Hematology Drugs Flashcards
Mechanism of heparin
activator of antithrombin
decreases thrombin and factor Xa
short half-life
Use of heparin
immediate anticogaulation for PE
acute coronary syndrome
MI
deep venous thrombosis (DVT)
Can heparin be used during pregnancy?
YES
Which will change with heparin use, PT or PTT?
PTT needs to be monitored
Toxicity of heparin
bleeding
thrombocytopenia (HIT)
osteoporosis
drug-drug interactions
What is the heparin antidote?
protamine sulfate that has + charge that will bind - charged heparin
What are the low molecular weight heparins?
enoxaparin, dalteparin, and fondaparinux
Benefit of LMWH?
act more on factor Xa have better bioavailability 2-4 times longer half-life can be administered subQ need less laboratory monitoring NOT easily reversible
What is HIT?
heparin induced thrombocytopenia
What is the mechanism of HIT?
development of IgG antibodies against heparin-bound platelet factor 4 (PF4)

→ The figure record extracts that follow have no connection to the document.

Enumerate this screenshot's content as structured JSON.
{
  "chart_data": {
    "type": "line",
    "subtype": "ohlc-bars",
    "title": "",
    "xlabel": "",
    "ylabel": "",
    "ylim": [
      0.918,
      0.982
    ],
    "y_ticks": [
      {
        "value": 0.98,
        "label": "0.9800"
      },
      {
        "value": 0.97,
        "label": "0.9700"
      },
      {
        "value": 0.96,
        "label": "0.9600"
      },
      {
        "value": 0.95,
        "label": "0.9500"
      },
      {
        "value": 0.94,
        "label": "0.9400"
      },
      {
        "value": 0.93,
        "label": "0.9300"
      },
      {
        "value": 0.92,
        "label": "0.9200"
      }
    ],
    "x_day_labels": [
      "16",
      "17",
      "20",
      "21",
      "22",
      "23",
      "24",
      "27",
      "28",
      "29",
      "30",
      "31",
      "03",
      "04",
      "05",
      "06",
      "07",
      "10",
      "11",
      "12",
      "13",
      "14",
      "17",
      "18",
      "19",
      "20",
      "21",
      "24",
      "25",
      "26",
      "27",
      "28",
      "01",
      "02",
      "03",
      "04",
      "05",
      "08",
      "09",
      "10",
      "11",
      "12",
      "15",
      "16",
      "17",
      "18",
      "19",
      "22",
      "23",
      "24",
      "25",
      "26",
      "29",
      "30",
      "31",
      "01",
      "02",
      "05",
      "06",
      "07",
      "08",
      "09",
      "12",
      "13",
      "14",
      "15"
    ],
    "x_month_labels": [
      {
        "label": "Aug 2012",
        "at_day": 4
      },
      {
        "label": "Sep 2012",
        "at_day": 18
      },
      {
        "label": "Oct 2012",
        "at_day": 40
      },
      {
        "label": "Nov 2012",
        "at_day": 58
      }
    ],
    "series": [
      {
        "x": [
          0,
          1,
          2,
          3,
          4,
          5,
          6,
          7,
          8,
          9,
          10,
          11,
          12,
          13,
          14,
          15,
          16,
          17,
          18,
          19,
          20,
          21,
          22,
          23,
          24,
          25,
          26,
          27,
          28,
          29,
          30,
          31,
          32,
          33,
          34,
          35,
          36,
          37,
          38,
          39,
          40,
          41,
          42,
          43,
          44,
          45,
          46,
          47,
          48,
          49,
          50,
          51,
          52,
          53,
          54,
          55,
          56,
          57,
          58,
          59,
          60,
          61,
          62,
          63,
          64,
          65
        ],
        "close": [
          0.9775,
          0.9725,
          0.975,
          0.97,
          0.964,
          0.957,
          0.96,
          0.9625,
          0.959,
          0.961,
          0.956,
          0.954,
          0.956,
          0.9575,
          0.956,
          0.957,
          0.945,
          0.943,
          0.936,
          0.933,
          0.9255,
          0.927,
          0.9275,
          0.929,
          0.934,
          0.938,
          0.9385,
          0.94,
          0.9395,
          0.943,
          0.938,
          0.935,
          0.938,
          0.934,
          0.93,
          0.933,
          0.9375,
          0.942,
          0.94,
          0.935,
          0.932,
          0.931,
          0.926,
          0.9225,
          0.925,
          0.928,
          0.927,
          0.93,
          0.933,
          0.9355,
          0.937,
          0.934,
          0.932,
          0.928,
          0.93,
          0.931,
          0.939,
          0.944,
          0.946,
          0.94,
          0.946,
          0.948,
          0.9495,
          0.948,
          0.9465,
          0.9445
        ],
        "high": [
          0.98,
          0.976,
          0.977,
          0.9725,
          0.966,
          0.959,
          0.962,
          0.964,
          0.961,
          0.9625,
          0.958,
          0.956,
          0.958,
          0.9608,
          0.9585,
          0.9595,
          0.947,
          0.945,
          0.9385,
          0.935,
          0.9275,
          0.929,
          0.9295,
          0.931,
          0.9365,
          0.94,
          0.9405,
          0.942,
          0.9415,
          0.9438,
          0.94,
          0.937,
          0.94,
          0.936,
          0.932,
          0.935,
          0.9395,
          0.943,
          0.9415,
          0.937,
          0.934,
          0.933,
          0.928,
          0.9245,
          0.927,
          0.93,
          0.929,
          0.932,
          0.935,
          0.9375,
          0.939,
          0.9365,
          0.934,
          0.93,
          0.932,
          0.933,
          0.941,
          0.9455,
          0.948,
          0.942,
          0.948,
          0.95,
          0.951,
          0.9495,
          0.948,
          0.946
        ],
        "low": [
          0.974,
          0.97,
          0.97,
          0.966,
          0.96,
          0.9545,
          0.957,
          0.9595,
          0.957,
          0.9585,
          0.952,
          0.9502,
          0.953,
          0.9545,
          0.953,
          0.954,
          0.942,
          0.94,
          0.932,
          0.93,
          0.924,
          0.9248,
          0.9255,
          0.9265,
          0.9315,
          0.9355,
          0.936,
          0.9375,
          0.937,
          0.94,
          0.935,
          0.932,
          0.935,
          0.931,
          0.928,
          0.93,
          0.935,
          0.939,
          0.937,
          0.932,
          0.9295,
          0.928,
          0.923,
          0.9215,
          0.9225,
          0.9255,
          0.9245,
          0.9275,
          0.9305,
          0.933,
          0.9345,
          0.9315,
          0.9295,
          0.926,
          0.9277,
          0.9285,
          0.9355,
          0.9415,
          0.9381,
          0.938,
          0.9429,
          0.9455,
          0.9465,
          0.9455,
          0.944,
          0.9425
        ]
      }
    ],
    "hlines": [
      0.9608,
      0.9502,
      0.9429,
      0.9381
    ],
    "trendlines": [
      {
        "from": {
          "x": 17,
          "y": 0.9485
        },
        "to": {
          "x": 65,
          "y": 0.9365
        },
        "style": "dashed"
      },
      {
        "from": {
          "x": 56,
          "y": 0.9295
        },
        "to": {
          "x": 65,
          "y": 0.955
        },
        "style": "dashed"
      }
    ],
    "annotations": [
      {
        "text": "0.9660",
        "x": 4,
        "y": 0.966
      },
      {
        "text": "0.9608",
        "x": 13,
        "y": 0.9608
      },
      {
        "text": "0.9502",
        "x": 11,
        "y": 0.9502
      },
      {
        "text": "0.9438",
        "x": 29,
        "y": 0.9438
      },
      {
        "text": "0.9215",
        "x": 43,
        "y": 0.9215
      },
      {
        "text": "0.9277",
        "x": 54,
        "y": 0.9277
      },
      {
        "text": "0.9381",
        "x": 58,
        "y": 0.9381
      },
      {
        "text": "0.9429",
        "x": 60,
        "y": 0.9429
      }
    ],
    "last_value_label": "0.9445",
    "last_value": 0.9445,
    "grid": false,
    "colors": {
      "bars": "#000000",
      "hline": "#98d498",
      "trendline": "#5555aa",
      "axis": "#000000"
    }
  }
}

antibody-heparin-PF4 complex activates platelets –> thrombosis and thrombocytopenia
Mechanism of argatroban, bivalirudin and dabigatran?
inhibit thrombin directly
Use of argatroban, bivalirudin and dabigatran?
alternative to heparin for anticoagulating patients with HIT
Mechanism of warfarin
interferes with gamma-carboxylation of vitamin K-dependent clotting factors and protein C and S by blocking vitamin K epoxide reductase
What are the vitamin K dependent clotting factors?
II, VII, IX, X (plus protein C and S inhibited)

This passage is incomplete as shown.